Cauchemars dans le Scada, le retour. Après la vague d’articles sur la vulnérabilité des automates programmables sur lesquels il reste encore beaucoup de travail à faire, après la prise de conscience de la vulnérabilité des protocoles utilisés dans le domaine de la régulation et du contrôle de processus industriel (non, Modbus n’est pas mort et ses héritiers sont à peine mieux protégés), voici que le monde de la sécurité commence à s’intéresser aux vulnérabilités des équipements de commutation propres au secteur de l’industrie de production. L’Ethernet du brick and mortar, la couche de transport des centrales électriques et nucléaires, des réseaux ferroviaires, des haut-fourneaux et des centres de distribution en eau.

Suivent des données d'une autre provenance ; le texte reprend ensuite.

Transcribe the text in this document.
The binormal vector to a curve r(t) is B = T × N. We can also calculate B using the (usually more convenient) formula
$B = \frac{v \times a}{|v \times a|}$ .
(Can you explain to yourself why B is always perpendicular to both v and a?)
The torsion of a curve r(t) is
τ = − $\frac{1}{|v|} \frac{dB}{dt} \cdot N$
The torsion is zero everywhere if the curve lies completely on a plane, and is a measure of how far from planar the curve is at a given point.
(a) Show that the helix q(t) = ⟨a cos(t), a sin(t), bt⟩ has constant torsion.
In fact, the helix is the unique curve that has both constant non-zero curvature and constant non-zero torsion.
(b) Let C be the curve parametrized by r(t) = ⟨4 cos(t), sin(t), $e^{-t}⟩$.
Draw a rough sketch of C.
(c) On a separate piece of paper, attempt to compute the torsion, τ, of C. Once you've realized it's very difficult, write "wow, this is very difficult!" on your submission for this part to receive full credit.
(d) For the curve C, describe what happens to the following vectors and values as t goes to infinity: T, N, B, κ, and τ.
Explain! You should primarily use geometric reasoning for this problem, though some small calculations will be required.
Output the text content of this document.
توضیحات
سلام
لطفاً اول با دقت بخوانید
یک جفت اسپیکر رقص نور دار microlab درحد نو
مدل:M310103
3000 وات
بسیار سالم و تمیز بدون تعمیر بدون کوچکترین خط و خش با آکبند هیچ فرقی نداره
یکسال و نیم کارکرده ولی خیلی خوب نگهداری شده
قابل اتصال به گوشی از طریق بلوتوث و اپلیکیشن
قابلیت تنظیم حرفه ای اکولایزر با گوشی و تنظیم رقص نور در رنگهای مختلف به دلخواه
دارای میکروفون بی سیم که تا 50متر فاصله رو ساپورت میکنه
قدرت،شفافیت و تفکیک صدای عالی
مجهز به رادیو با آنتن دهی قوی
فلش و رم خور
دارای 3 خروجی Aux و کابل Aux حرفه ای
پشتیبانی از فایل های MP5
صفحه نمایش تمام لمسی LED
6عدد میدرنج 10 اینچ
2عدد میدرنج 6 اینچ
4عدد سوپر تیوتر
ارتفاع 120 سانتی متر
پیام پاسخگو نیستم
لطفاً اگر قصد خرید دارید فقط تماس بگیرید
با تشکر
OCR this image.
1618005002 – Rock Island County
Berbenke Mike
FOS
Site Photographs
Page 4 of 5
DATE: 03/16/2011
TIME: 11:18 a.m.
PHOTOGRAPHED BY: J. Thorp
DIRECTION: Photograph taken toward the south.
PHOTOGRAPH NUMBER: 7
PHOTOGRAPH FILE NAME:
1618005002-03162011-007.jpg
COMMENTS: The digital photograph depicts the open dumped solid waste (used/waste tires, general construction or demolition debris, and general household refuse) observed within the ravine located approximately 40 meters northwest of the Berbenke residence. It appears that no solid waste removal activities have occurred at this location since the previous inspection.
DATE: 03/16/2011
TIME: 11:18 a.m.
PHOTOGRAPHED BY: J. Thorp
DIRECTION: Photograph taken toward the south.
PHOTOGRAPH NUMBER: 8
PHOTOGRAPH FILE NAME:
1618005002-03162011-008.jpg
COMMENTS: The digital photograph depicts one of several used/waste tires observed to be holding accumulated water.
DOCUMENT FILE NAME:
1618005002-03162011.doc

Pourquoi ces jours-ci ? parce que Colin Cassidy, Robert Lee et Eireann Leverett se sont penchés sur le sujet et dévoileront le résultat de leurs recherches à l’occasion de la Black Hat Vegas, la semaine prochaine. Et, à l’instar de bien des chercheurs, ils « préparent le terrain et font chauffer la salle en se livrant à quelques confidences auprès de journaliste. Plus précisément Patrick Howell O’Neill du Webzine DailyDot. Et les révélations sont presque sans surprise, tout comme sont sans surprise les noms des « usual suspects » : Siemens, GE, Garrettcom, Opengear.
Tout commence avec les protocoles transportés. Pas ou peu de contrôle d’intégrité cryptographique, authentification approximative ou inexistante, on est encore loin des mécanismes d’échange de signature et de périphériques « signés » de l’informatique traditionnelle. De là à imaginer la possibilité d’injecter des « mises à niveau de firmware » habilement forgés, il n’y a qu’un pas, qui conduit tout droit au pire des scénarii catastrophes ou au plus discret des vecteurs d’espionnage. De la surveillance des capacités de production d’un adversaire à l’attaque façon Stuxnet (mais hébergée non plus sur un automate mais dans un routeur), l’éventail des attaques « man in the middle » est large.
Ces commutateurs, explique Robert Lee à O’Neil, ont longtemps été considérés comme des équipements de seconde importance, de la quincaillerie réseau nécessaire mais totalement sans rôle stratégique. Mais avec l’évolution des infrastructures et leurs ouvertures vers d’autres réseaux, le switch se trouve exposé à des attaques tout à fait classiques. Mais à la différence du secteur TIC lesdits commutateurs présentent des vulnérabilités que l’on rencontre de moins en moins dans les fournitures réseau conventionnelles. Mots de passe par défaut, interfaces d’administration embarquées vulnérables, clefs de chiffrement codées « en dur », absence de protocole d’authentification lors des mises à jour des firmwares… à ceci s’ajoutent des faiblesses protocolaires qui ouvrent la porte à des attaques connues : XSS, XSRF, identifiants de sessions forgés, et pis encore, telles les fameuses « backdoors de maintenance » accessibles via des liaisons IP non chiffrées…
Ces failles sont d’autant plus préoccupantes que la fenêtre de vulnérabilité est large. Pour combler de tels défauts, il faut au constructeur entre 1 et 3 ans. Des délais qui peuvent paraître insensés pour qui travaille dans le secteur informatique traditionnel, mais qui ne choquent pas les spécialistes du « process control ». Modifier, ne serait-ce qu’un octet, dans une infrastructure vitale, c’est s’exposer à des conséquences véritablement catastrophiques en cas de régression. Chaque correctif doit être testé dans toutes les configurations possibles. Et, en matière de tests de régression, il faut bien avouer que les vendeurs de matériel ne pratiquent, la plupart du temps, que la règle du « ça marche, on ne touche pas ». Leur situation de quasi-monopole renforce leur position, et seules les initiatives gouvernementales, les incitations des DHS et autre Anssi, commencent à faire évoluer les mentalités.
Chaque année, tant la Black Hat que la Defcon nous apporte son lot de « Die Hard 4 ». Ce qui est miraculeux, c’est qu’en apparence, ces trous ne sont toujours pas exploités, ou très rarement. Pourquoi ? Probablement parce que l’ère du « cracker-vandale » est largement révolue, et que de telles cibles n’intéressent que deux types de pirates potentiels : les Etats-Nation et les concurrents industriels peu scrupuleux. Ces deux profils ne cherchent pas à frapper en « temps de paix », et tentent plutôt d’utiliser ces failles à des fins de renseignement plus que d’action. Les coups de main façon Stuxnet sont rares, fort heureusement. Mais que les tensions internationales viennent à se tendre, et les bugs des routeurs pourraient coûter très cher.